The guards are our best bet at keeping her safe. Other than moving in with her and watching her every move, which we wouldn’t be able to do… not unless we claimed her as our omega, which we, of course, wouldn’t do.

Cayson gives me a tired look. “To make things worse, I can’t focus on anything else. I even had a dream about her last night.”

“Wow,” I say, raising my eyebrows sarcastically. “ You , dreaming about a woman?”

I’m pretty sure the horny bastard dreams about women every night, getting his rocks off even in his sleep. There’s no way his dreams are even close to appropriate for most of the population, so him dreaming about Faye like that is no surprise.

“No, dude,” he says, leaning forward. “You don’t understand. It wasn’t a sex dream.”

What? That actually does surprise me. Cayson dreaming about a woman, about Faye, without the entire thing revolving around sex? Maybe he has to ease up on the liquor.

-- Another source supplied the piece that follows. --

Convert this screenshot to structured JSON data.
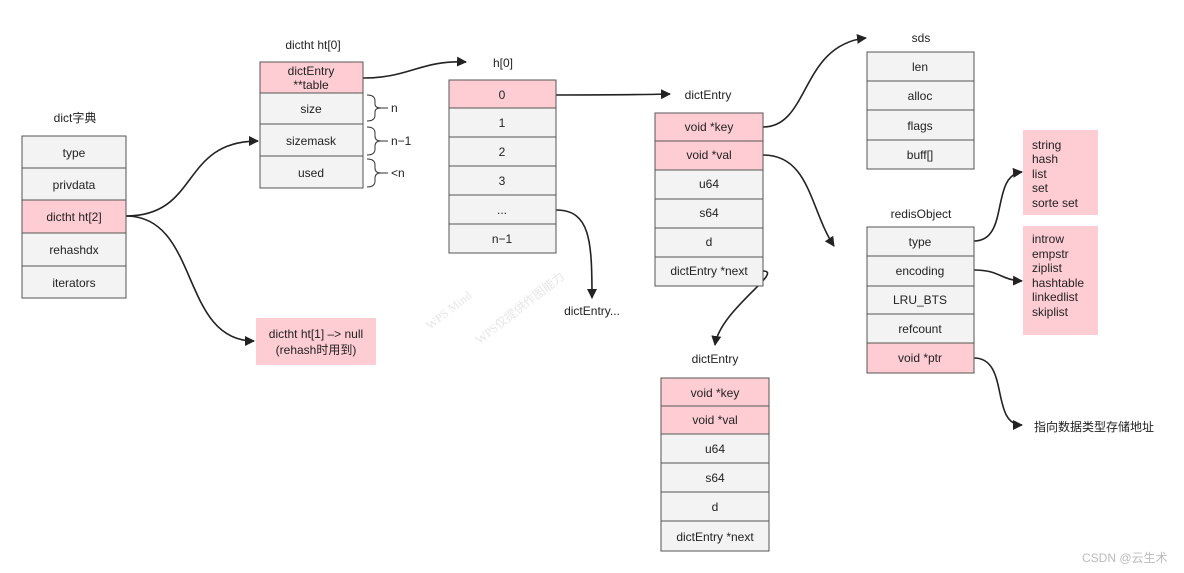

Cayson ruins the moment by continuing. “But that’s the thing. I think my body is just confused. I think I just need to bang it out of my system. I already tried with a couple of other omegas, but I couldn’t even get started. Being near other women, it’s just not scratching the itch. I think the only solution is that I need to get Faye, then the urge will go away.”

Something itchy moves under my skin at his words, but I push it away.

“There’s just something about that girl, man,” Cayson says, taking a swig from his scotch. “It’s like she’s a brainworm or something. Stuck in my head.”

“I have to admit,” I say, running a hand over the back of my neck and reaching for the bottle, “I’m feeling a connection with her, too.”

“No shit ,” Cayson says, laughing. He doesn’t look surprised, just happy. “Big bad Ezra has a crush on our little Faye. I can’t believe this!”

“Very funny.”

“You want her!”

“This is great, Cayson. A great conversation,” I drawl out.

“You want to kiss her, don’t you?”

I roll my eyes. “Yeah, just keep going.”

“Did you fall in love out on the water like a perfect little prince?”

“Are you about done?”

Silence falls over the room, but we’re grinning at each other, and Cayson reaches forward, slipping the bottle from my grip and dripping the last of it onto his tongue.

“It doesn’t matter how I feel,” I say after a long moment of silence passes between us. “I’m not going to do anything about it. I’ve already decided I’m just trying to get through The Selection so I can get home. Being away for this long is already making me nervous.”

Cayson nods, rolling the bottle between his hands.

“I’m not going to do anything, either,” Cayson says, “except maybe try to get under her skirt before this whole Selection is done in a few weeks. But I’m sure as hell not claiming her as my omega. There’s way too much other stuff I’d rather do than bring an omega home for my dad to gripe about.”

I nod, not missing the sour tone laced through Cayson’s words. He may be saying he has no interest in claiming Faye, but the look on his face is saying otherwise. And, despite my best intentions, I relate to the feeling far more than I would like.